•14• Yalanların dansı

692 79 54
                                    

Tom'un arkasından astronomi kulesine ilerliyordum. Yirmi dakika sonra ders başlayacaktı, gereksiz şekilde acele ediyordu ve bende ona yetişmeye çalışıyordum.
Son Gizli buluşmalarının akşamıydı ve bu, bugün ki son dersti.
"Tom..." Dedim merdivenleri tırmanırken. Akşam yemeğini birazcık fazla kaçırmış olmalıydım ki mayışık hissediyordum kendimi. Tom'un seri halleri ise bana oldukça rahatsız edici geliyordu.

"Ne var?" Dedi sertçe.

"Neden bu kadar hızlısın?" Yüzümü buruşturarak bir kaç adım daha attım. Akşam yemeğinden sonra Tom'un peşinden kuyruk misali ayrılmamıştım.

Pekala, ona kızgın olabilirdim ama sinirim zekamı geçemezdi. Onun yanından ayrıldığım an benim yerime gelmek isteyen kişiler Tom'un etrafını sarardı. Biliyordum bu teknik açıdan imkansız sayılırdı ancak işimi riske atmaya gerek var mıydı? Bence hayır, yoktu.

"Neden yavaş olayım?" Diye sorumu soruyla yanıtladı.

"Belki akşamın 10'u olduğu için olabilir?"
Yalan
Saat bana göre oldukça erkendi, bu saatte ödevlerimi yapmaya başlar iki saat içinde bitirir ardından büyü veya kehanetlerle alakalı kitaplar okurdum. Ruh halime göre ansiklopedi de olabiliyordu...

"Bu saatte mi uyuyorsun? Ciddi olamazsın?" Dedi yüzünü buruşturup bana bakarken.
Bazı zamanlar, Beni yargılamaktan zevk aldığını düşünüyordum...

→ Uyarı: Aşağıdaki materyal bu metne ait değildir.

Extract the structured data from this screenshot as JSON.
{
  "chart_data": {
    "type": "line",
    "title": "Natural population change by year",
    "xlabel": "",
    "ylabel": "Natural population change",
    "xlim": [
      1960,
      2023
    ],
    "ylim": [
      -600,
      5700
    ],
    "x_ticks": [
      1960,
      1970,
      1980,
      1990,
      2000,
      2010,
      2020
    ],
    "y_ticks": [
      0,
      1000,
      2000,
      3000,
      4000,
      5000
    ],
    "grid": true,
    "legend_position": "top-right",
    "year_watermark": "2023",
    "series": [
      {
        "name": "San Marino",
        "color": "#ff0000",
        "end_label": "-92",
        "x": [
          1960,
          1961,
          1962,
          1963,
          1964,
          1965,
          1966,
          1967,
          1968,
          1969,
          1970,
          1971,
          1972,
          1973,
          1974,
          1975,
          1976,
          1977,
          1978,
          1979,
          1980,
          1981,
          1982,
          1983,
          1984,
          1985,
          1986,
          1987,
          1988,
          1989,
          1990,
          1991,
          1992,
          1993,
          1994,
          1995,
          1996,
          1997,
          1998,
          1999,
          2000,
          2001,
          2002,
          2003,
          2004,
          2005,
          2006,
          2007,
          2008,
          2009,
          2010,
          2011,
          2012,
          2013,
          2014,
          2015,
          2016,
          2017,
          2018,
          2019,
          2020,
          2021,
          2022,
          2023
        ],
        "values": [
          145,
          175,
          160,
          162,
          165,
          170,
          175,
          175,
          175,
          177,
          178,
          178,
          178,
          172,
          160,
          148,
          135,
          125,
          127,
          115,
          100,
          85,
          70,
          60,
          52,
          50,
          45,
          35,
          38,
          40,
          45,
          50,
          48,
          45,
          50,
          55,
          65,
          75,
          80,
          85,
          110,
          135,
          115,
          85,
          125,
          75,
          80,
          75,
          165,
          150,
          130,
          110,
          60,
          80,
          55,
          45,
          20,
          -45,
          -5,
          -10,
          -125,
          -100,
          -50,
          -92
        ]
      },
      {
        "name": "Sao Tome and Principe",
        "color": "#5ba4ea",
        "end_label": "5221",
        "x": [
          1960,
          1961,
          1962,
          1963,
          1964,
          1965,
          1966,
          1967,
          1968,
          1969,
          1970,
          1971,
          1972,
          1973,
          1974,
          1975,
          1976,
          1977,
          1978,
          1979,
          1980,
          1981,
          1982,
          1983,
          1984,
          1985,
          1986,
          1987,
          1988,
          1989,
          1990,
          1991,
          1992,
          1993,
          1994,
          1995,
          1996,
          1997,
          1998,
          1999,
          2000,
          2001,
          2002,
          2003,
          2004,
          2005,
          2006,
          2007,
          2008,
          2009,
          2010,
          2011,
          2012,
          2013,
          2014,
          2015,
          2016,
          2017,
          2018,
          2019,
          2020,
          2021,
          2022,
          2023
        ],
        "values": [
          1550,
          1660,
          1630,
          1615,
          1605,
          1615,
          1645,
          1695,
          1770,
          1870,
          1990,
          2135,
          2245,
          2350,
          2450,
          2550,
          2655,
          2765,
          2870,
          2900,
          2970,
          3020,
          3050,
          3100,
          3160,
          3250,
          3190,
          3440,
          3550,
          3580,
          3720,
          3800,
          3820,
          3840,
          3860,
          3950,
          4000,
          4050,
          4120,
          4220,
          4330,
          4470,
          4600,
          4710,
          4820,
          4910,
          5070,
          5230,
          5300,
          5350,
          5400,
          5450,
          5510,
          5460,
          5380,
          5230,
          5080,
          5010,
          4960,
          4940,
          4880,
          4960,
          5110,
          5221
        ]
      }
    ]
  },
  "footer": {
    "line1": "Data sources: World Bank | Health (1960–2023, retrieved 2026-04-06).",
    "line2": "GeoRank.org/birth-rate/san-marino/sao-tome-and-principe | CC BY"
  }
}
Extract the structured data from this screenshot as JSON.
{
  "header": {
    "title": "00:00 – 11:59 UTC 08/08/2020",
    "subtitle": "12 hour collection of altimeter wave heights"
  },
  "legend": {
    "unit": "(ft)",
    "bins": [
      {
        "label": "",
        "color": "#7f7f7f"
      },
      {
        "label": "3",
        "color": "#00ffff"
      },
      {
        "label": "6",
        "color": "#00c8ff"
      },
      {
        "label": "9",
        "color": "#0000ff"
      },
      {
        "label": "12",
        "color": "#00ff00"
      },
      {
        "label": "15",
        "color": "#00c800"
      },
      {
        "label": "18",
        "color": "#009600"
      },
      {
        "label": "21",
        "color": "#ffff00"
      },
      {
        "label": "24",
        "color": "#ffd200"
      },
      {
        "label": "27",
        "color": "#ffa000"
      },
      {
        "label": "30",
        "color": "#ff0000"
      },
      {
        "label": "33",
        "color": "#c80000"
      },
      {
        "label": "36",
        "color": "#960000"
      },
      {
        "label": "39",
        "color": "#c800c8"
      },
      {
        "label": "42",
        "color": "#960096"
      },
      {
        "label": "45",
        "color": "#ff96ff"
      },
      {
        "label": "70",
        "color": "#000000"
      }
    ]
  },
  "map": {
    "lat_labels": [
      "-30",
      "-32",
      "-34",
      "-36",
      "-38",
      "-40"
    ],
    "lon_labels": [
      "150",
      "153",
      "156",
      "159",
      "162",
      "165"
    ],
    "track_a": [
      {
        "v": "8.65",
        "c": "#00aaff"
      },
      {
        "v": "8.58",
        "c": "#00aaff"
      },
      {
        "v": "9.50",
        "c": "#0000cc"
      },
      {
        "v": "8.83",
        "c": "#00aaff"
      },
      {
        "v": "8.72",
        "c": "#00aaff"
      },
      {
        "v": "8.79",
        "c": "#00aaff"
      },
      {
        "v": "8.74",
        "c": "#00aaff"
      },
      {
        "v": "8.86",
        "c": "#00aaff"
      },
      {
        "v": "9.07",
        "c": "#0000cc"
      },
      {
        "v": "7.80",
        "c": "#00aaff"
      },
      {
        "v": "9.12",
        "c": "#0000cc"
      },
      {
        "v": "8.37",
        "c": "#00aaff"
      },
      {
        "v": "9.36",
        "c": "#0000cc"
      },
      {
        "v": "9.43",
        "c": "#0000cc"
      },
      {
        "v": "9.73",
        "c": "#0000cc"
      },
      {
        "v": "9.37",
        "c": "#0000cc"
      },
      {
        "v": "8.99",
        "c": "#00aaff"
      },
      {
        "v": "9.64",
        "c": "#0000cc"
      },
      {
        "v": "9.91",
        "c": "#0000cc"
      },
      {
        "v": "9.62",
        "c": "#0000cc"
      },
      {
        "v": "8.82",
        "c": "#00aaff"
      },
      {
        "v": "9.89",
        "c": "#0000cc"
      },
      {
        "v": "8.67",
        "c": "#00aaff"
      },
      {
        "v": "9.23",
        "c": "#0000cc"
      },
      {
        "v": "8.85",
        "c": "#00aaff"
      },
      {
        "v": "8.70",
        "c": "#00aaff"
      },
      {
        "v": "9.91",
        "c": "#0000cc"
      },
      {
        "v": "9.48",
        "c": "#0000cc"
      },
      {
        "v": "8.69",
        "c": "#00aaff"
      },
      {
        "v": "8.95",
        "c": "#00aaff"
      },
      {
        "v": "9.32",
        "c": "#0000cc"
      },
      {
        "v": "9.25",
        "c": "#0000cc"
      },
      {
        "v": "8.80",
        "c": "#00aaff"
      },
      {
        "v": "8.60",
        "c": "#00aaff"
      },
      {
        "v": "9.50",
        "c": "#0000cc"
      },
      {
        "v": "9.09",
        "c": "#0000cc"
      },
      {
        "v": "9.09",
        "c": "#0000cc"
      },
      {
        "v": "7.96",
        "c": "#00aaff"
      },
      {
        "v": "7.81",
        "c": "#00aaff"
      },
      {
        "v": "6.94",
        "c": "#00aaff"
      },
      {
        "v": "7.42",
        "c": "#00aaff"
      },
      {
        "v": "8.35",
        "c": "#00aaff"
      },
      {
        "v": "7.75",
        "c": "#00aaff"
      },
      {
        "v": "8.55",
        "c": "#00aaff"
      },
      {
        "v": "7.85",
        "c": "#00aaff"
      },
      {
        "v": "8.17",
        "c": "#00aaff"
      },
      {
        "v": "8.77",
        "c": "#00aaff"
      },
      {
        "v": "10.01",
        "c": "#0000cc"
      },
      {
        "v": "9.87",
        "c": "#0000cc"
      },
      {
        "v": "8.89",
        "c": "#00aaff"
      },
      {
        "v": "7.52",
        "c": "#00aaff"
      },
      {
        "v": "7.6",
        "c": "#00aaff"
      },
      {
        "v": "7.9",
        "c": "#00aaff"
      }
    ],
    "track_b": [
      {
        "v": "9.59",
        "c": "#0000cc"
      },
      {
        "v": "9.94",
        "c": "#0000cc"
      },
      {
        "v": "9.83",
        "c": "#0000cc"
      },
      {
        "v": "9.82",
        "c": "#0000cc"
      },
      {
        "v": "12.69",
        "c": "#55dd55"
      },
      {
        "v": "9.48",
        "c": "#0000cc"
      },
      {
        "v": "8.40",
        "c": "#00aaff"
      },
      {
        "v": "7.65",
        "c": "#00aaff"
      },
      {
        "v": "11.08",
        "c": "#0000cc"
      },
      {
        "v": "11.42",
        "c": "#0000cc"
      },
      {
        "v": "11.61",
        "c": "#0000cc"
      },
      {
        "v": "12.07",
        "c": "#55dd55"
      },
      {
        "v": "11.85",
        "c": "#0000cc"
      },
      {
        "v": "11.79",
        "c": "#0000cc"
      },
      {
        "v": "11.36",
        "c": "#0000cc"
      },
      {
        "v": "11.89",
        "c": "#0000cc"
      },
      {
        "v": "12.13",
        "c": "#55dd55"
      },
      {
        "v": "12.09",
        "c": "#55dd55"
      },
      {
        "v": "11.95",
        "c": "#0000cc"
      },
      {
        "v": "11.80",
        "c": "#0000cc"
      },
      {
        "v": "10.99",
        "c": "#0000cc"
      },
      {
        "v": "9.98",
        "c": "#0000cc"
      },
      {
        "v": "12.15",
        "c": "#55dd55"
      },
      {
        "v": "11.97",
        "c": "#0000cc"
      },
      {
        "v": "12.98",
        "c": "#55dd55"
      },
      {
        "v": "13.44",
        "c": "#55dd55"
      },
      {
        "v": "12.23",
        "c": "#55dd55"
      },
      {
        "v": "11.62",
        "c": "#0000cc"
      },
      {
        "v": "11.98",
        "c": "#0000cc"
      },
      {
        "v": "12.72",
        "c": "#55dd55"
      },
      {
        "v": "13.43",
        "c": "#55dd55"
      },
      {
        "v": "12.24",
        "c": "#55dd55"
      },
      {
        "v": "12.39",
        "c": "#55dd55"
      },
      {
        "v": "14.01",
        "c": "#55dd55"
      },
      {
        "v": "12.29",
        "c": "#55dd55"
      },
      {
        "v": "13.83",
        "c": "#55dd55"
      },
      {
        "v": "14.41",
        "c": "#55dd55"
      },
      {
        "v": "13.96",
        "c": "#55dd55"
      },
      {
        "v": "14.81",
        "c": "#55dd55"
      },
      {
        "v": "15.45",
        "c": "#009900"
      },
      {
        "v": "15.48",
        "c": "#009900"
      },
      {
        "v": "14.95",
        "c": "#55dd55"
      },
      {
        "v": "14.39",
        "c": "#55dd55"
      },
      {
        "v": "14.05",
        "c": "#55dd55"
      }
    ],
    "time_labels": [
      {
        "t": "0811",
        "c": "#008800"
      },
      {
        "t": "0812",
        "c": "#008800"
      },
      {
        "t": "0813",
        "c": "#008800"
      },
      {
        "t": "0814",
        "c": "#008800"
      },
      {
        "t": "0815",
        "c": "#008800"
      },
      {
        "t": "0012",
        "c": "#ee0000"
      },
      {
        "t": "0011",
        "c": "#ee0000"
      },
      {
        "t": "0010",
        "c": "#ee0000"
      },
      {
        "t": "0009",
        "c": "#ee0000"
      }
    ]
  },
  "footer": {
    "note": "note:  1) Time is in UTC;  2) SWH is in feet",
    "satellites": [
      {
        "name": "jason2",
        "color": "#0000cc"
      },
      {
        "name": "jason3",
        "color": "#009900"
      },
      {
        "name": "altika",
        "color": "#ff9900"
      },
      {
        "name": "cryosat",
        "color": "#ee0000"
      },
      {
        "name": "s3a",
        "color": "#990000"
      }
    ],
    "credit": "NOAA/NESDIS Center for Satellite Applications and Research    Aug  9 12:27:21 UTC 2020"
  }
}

En sonunda nefes nefese kuleye ulaştığımızda boş yerlerden birine oturduk. Elbette etrafımız hemen yalaka ölümyiyenler ile çevrilmişti, sanki ben onlardan biri değildim...
Benim farkım vardı, diye geçirdim içimden.
Tom beni istemişti, beni seçmişti. Ben farklıydım.
Ya da sadece kendimi kandırıyordum.

Zihnimi korumaya aldım ve Tom'un girişini engelledim ardından pekte yalan sayılmayan ama içinde uydurmalarımda olan senaryoyu ona sundum.

"Aslında seninle bir şey konuşmak istiyordum." Alayla gülümsedi.

"Biliyordum. Tuhaf şekilde tüm gün peşimde gezdin, bende ne zaman ötecek diyordum? Dinliyorum." Göz devirmemek için olağanüstü bir çabaya girdikten sonra anlatmaya başladım.

"Bir kaç gündür rüyalar görüyorum." Kafamı kaldırdım ve ona baktım. Bana değil gökyüzünde ki yıldızlara bakıyordu ama kulağının bende olduğunu biliyordum.
"İhanetle alakalı rüyalar." Cümlemi bitirdiğimde kafası bana döndü. Yalan olmayan kısım buydu, gerçekten geçmişle alakalı rüyalar görüyordum.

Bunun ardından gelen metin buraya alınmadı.